Is this going to be a repeat of the Libanon war of 2006? The Israeli rhetoric of continuing the operation "as long as necessary" to stop the firing of rockets sounds horrifyingly similiar. But with around 300 dead in just two days, in terms of human casualties this war already looks worse. And the massive demonstrations around Egypt today, with between 50.000 and several hundreds of thousands of participants according to various accounts, is a sign of the reaction that might result if this onslaught - described even by the French president Sarkozy as "a disproportionate response" - continues.
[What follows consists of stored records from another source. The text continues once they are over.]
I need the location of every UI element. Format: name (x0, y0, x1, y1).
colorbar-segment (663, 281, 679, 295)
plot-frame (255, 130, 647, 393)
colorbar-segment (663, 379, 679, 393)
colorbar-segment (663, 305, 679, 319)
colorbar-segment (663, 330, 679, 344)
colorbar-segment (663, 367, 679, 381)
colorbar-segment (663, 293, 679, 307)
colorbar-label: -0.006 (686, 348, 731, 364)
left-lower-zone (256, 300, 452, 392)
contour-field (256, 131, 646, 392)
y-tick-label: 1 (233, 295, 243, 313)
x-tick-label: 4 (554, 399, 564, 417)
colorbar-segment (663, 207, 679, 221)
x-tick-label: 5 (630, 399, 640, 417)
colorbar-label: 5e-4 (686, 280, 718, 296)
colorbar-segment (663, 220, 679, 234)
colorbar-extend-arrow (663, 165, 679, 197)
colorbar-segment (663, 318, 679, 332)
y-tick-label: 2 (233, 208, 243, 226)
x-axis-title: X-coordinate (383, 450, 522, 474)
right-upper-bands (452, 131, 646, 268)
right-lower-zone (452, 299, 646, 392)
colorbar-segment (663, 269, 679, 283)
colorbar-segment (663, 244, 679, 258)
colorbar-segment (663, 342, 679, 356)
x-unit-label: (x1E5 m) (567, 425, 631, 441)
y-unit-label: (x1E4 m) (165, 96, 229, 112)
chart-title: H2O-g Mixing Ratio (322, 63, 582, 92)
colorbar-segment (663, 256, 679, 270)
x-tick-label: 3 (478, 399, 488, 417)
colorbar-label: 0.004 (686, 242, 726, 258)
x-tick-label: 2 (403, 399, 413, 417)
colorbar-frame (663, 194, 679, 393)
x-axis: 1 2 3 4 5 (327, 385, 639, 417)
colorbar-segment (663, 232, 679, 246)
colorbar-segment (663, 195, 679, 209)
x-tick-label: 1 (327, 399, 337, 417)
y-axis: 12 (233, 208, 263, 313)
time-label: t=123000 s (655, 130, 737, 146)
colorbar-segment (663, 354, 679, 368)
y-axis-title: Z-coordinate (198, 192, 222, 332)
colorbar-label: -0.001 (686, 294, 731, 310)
Around the Arab world, the anger is directed not only towards Israel but often also against Egypt for it's participation in the blockade of Gaza. In Beirut, police fired tear gas to prevent demonstrators reaching the Egyptian embassy. The MB website reports that Hizbollah-leader Hassan Nasrallah called in a speech today for all Arabs - and Egyptians and Lebanese in particular - to take to the streets tomorrow in solidarity with Gaza. He called for Egyptians to demonstrate "in millions" to demand the opening of the Rafah border crossing.
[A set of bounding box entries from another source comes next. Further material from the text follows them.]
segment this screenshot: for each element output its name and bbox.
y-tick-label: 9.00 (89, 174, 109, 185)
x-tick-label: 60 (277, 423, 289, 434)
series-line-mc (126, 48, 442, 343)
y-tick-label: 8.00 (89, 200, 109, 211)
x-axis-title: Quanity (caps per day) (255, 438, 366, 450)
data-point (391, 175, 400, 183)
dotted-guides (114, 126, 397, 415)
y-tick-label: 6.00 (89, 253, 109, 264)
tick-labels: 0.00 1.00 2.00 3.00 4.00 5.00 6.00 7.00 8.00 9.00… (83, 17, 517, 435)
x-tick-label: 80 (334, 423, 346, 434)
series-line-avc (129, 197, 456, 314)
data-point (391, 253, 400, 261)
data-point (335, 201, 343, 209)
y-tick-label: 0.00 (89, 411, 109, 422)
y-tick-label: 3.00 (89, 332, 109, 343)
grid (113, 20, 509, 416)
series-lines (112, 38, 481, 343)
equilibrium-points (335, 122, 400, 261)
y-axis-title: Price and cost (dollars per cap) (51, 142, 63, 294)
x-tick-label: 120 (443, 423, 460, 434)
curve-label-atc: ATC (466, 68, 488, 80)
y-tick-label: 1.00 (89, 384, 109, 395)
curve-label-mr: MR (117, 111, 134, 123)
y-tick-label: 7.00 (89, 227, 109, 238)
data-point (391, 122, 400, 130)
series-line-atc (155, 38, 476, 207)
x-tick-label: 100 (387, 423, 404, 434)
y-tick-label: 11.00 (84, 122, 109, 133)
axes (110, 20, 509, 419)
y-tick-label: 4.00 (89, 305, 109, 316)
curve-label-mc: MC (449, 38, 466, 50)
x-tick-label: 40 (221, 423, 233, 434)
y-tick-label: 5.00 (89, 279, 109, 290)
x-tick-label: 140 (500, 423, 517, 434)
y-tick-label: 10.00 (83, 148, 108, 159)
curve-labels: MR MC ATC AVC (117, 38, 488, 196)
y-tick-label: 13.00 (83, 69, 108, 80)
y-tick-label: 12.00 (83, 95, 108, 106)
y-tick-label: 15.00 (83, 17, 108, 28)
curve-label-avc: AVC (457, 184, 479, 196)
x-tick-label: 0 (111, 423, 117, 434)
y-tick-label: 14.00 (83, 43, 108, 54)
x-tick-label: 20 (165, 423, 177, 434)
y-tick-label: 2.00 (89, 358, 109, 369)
Judging from their behaviour today it's not clear that the main opposition force in Egypt, the Muslim Brotherhood, is prepared to actually put real pressure on the Egyptian regime in order to change it's policies towards Israel. The supreme guide vague call for the people of Egypt to continue to "express their anger in all peaceful ways available" only adds to these doubts. Still, tomorrow has been declared a day of solidarity and a demonstration is planned outside the Press Syndicate at 12.00, demanding the expulsion of the Israeli ambassador, cutting economic and political ties with Israel, and opening the Rafah border crossing.
Meanwhile, something has to be said about the Israeli left-wing activists that protested the Gaza attacs in Tel Aviv today. If only they were not such a tiny minority of their society.